While International Racket Association (IRC) has agreed to implement Drug Testing Code (DTC) promoted by World Athletic and Games Federation, Racket Club which controls the entire racket related activities (unlike any other sports and games of the country) had some reservations regarding the initiative. Majority of the citizens waited for the international competitions eagerly and were fanatical
about their country’s participation in them. As a result of the popularity of the game, 70% of the total revenue associated with the game originates from the country. Hence Racket Club’s high bargaining power with IRC can change any decision that is not aligned with its interests. The three most popular and senior players, including the captain, are against the application of DTC citing security reasons. A decision against the interests of these players may result in law and order problems throughout the
country. Other players support the decision of their seniorcolleagues and if the Racket Club refuses to agree, players may support Counter Racket Club, a new national level initiative. Counter Racket Club may threaten the monopoly of Racket Club, if it succeeds to attract some popular racket players. Ranjan’s father had been forced to resign from politics due to alleged corruption charges. Ranjan had completed his entire education abroad before returning to join politics. He is a great soccer player and has major
reservations against racket. According to him, racket has a negative influence on the country’s youth and diverts their attention from productive work. He also considers drug testing as an essential feature for any sports and games across the world. As the new cabinet minister for Youth and Sports he needs to take some important decisions on this controversial issue.

26. If the objective of Ranjan is to (i) create a good image of himself as a politician and (ii) create a long lasting positive impact, the best decision he should take is:
A. Force Racket Club to accept all modifications related to drug testing.
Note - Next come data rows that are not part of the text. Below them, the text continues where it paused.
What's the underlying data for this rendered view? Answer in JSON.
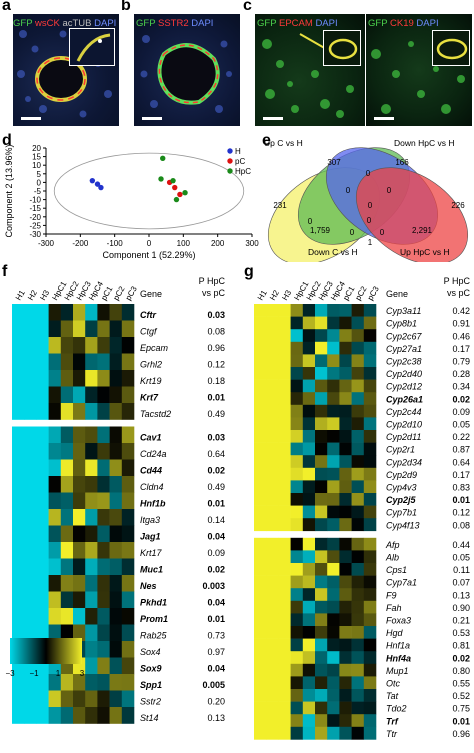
{
  "panels": {
    "a": {
      "letter": "a",
      "gfp": "GFP",
      "wsck": "wsCK",
      "actub": "acTUB",
      "dapi": "DAPI"
    },
    "b": {
      "letter": "b",
      "gfp": "GFP",
      "sstr2": "SSTR2",
      "dapi": "DAPI"
    },
    "c": {
      "letter": "c",
      "left_gfp": "GFP",
      "left_epcam": "EPCAM",
      "left_dapi": "DAPI",
      "right_gfp": "GFP",
      "right_ck19": "CK19",
      "right_dapi": "DAPI"
    },
    "d": {
      "letter": "d"
    },
    "e": {
      "letter": "e"
    },
    "f": {
      "letter": "f"
    },
    "g": {
      "letter": "g"
    }
  },
  "colors": {
    "H": "#2233cc",
    "pC": "#dd1111",
    "HpC": "#1a8a1a",
    "venn_yellow": "#f4f06a",
    "venn_green": "#5dbb53",
    "venn_blue": "#5566ee",
    "venn_red": "#ee4444",
    "heat_low": "#00d8e8",
    "heat_mid": "#000000",
    "heat_high": "#f2ef2a"
  },
  "chart_data": [
    {
      "type": "scatter",
      "panel": "d",
      "xlabel": "Component 1 (52.29%)",
      "ylabel": "Component 2 (13.96%)",
      "xlim": [
        -300,
        300
      ],
      "ylim": [
        -30,
        20
      ],
      "xticks": [
        -300,
        -200,
        -100,
        0,
        100,
        200,
        300
      ],
      "yticks": [
        -30,
        -25,
        -20,
        -15,
        -10,
        -5,
        0,
        5,
        10,
        15,
        20
      ],
      "legend_placement": "top-right",
      "series": [
        {
          "name": "H",
          "points": [
            [
              -165,
              1
            ],
            [
              -150,
              -1
            ],
            [
              -140,
              -3
            ]
          ]
        },
        {
          "name": "pC",
          "points": [
            [
              60,
              0
            ],
            [
              75,
              -3
            ],
            [
              90,
              -7
            ]
          ]
        },
        {
          "name": "HpC",
          "points": [
            [
              40,
              14
            ],
            [
              35,
              2
            ],
            [
              70,
              1
            ],
            [
              80,
              -10
            ],
            [
              105,
              -6
            ]
          ]
        }
      ]
    },
    {
      "type": "venn",
      "panel": "e",
      "sets": [
        "Up C vs H",
        "Down HpC vs H",
        "Down C vs H",
        "Up HpC vs H"
      ],
      "regions": [
        "231",
        "307",
        "0",
        "166",
        "226",
        "0",
        "0",
        "0",
        "0",
        "1,759",
        "0",
        "2,291",
        "0",
        "0",
        "1"
      ]
    },
    {
      "type": "heatmap",
      "panel": "f",
      "columns": [
        "H1",
        "H2",
        "H3",
        "HpC1",
        "HpC2",
        "HpC3",
        "HpC4",
        "pC1",
        "pC2",
        "pC3"
      ],
      "gene_header": "Gene",
      "p_header": "P HpC vs pC",
      "colorbar_ticks": [
        "−3",
        "−1",
        "1",
        "3"
      ],
      "groups": [
        {
          "genes": [
            {
              "gene": "Cftr",
              "p": "0.03",
              "bold": true
            },
            {
              "gene": "Ctgf",
              "p": "0.08",
              "bold": false
            },
            {
              "gene": "Epcam",
              "p": "0.96",
              "bold": false
            },
            {
              "gene": "Grhl2",
              "p": "0.12",
              "bold": false
            },
            {
              "gene": "Krt19",
              "p": "0.18",
              "bold": false
            },
            {
              "gene": "Krt7",
              "p": "0.01",
              "bold": true
            },
            {
              "gene": "Tacstd2",
              "p": "0.49",
              "bold": false
            }
          ]
        },
        {
          "genes": [
            {
              "gene": "Cav1",
              "p": "0.03",
              "bold": true
            },
            {
              "gene": "Cd24a",
              "p": "0.64",
              "bold": false
            },
            {
              "gene": "Cd44",
              "p": "0.02",
              "bold": true
            },
            {
              "gene": "Cldn4",
              "p": "0.49",
              "bold": false
            },
            {
              "gene": "Hnf1b",
              "p": "0.01",
              "bold": true
            },
            {
              "gene": "Itga3",
              "p": "0.14",
              "bold": false
            },
            {
              "gene": "Jag1",
              "p": "0.04",
              "bold": true
            },
            {
              "gene": "Krt17",
              "p": "0.09",
              "bold": false
            },
            {
              "gene": "Muc1",
              "p": "0.02",
              "bold": true
            },
            {
              "gene": "Nes",
              "p": "0.003",
              "bold": true
            },
            {
              "gene": "Pkhd1",
              "p": "0.04",
              "bold": true
            },
            {
              "gene": "Prom1",
              "p": "0.01",
              "bold": true
            },
            {
              "gene": "Rab25",
              "p": "0.73",
              "bold": false
            },
            {
              "gene": "Sox4",
              "p": "0.97",
              "bold": false
            },
            {
              "gene": "Sox9",
              "p": "0.04",
              "bold": true
            },
            {
              "gene": "Spp1",
              "p": "0.005",
              "bold": true
            },
            {
              "gene": "Sstr2",
              "p": "0.20",
              "bold": false
            },
            {
              "gene": "St14",
              "p": "0.13",
              "bold": false
            }
          ]
        }
      ]
    },
    {
      "type": "heatmap",
      "panel": "g",
      "columns": [
        "H1",
        "H2",
        "H3",
        "HpC1",
        "HpC2",
        "HpC3",
        "HpC4",
        "pC1",
        "pC2",
        "pC3"
      ],
      "gene_header": "Gene",
      "p_header": "P HpC vs pC",
      "groups": [
        {
          "genes": [
            {
              "gene": "Cyp3a11",
              "p": "0.42",
              "bold": false
            },
            {
              "gene": "Cyp8b1",
              "p": "0.91",
              "bold": false
            },
            {
              "gene": "Cyp2c67",
              "p": "0.46",
              "bold": false
            },
            {
              "gene": "Cyp27a1",
              "p": "0.17",
              "bold": false
            },
            {
              "gene": "Cyp2c38",
              "p": "0.79",
              "bold": false
            },
            {
              "gene": "Cyp2d40",
              "p": "0.28",
              "bold": false
            },
            {
              "gene": "Cyp2d12",
              "p": "0.34",
              "bold": false
            },
            {
              "gene": "Cyp26a1",
              "p": "0.02",
              "bold": true
            },
            {
              "gene": "Cyp2c44",
              "p": "0.09",
              "bold": false
            },
            {
              "gene": "Cyp2d10",
              "p": "0.05",
              "bold": false
            },
            {
              "gene": "Cyp2d11",
              "p": "0.22",
              "bold": false
            },
            {
              "gene": "Cyp2r1",
              "p": "0.87",
              "bold": false
            },
            {
              "gene": "Cyp2d34",
              "p": "0.64",
              "bold": false
            },
            {
              "gene": "Cyp2d9",
              "p": "0.17",
              "bold": false
            },
            {
              "gene": "Cyp4v3",
              "p": "0.83",
              "bold": false
            },
            {
              "gene": "Cyp2j5",
              "p": "0.01",
              "bold": true
            },
            {
              "gene": "Cyp7b1",
              "p": "0.12",
              "bold": false
            },
            {
              "gene": "Cyp4f13",
              "p": "0.08",
              "bold": false
            }
          ]
        },
        {
          "genes": [
            {
              "gene": "Afp",
              "p": "0.44",
              "bold": false
            },
            {
              "gene": "Alb",
              "p": "0.05",
              "bold": false
            },
            {
              "gene": "Cps1",
              "p": "0.11",
              "bold": false
            },
            {
              "gene": "Cyp7a1",
              "p": "0.07",
              "bold": false
            },
            {
              "gene": "F9",
              "p": "0.13",
              "bold": false
            },
            {
              "gene": "Fah",
              "p": "0.90",
              "bold": false
            },
            {
              "gene": "Foxa3",
              "p": "0.21",
              "bold": false
            },
            {
              "gene": "Hgd",
              "p": "0.53",
              "bold": false
            },
            {
              "gene": "Hnf1a",
              "p": "0.81",
              "bold": false
            },
            {
              "gene": "Hnf4a",
              "p": "0.02",
              "bold": true
            },
            {
              "gene": "Mup1",
              "p": "0.80",
              "bold": false
            },
            {
              "gene": "Otc",
              "p": "0.55",
              "bold": false
            },
            {
              "gene": "Tat",
              "p": "0.52",
              "bold": false
            },
            {
              "gene": "Tdo2",
              "p": "0.75",
              "bold": false
            },
            {
              "gene": "Trf",
              "p": "0.01",
              "bold": true
            },
            {
              "gene": "Ttr",
              "p": "0.96",
              "bold": false
            }
          ]
        }
      ]
    }
  ]
}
B. Provide adequate security protection to the satisfaction of players nominated by Racket
Club before enforcing drug testing.
C. Align with Counter Racket Club.
D. Popularise soccer in country through
endorsements by the popular players of racket.
E. Ban racket.

27. Identify the best rationale that may force Ranjan
as a politician to take decision in favour of IRC.
A. President of Racket Club and Ranjan belong to different political coalitions and he can use
Counter Racket Club against the opponent.
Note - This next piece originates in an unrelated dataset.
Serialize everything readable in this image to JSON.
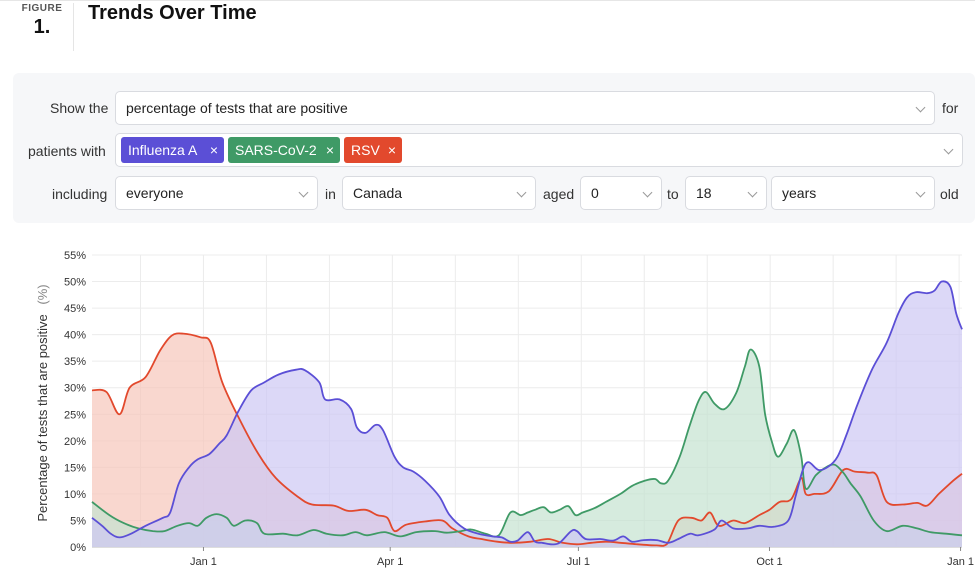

B. Next World cup is scheduled to be held in a country which has adopted DTC as the guiding principle.
C. Ranjan is interested in reducing the popularity of racket in country.
D. As the cabinet minister, Ranjan has the power to take such a decision.
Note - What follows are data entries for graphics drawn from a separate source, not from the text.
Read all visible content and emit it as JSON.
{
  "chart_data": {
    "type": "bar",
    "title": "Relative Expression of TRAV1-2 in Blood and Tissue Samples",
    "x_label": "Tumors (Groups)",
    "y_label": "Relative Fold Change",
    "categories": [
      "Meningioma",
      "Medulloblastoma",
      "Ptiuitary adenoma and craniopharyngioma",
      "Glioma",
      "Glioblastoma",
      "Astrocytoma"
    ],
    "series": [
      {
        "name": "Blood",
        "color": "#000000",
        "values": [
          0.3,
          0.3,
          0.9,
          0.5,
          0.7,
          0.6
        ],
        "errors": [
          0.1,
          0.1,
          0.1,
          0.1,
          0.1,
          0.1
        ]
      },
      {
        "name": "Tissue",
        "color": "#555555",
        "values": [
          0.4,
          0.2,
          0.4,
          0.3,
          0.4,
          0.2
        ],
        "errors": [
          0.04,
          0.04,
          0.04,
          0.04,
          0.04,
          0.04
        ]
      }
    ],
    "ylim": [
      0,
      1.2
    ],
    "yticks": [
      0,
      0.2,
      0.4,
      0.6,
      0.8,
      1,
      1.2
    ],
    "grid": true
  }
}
E. Top three international teams (and respective national clubs) are keen to implement DTC.

28. According to DTC, each athlete/sportsperson needs to submit a schedule for three months (in advance) that specifies an hour each day when they can be randomly tested for drugs. DTC also assured the confidentiality of the submitted schedule by (i) limiting the access of player-supplied information to two senior officers, (ii) these officers will have the internet based access only to the schedule of those sports persons who are randomly selected for testing (and not of everyone) and (iii) introducing similar security features for DTC database as in case of financial institutions. The top three popular players realize that no reason other than security can help them to get a favourable decision from Ranjan. Hence during discussions they should focus on all options except:
A. Any clue related to their private schedules may also result in huge public gathering and it will make the job of security agencies very difficult.
B. Popular racket players are included in the hit list of terrorist organisations.
C. Recent report by World Bank rate their country among the top five nations with maximum
amount of internet based data stealing.
D. It is difficult to provide adequate security coverage in large stadiums where racket is
played.
E. DTC is not willing to share the details of two senior officers involved in drug testing with the security agencies of the country for background study.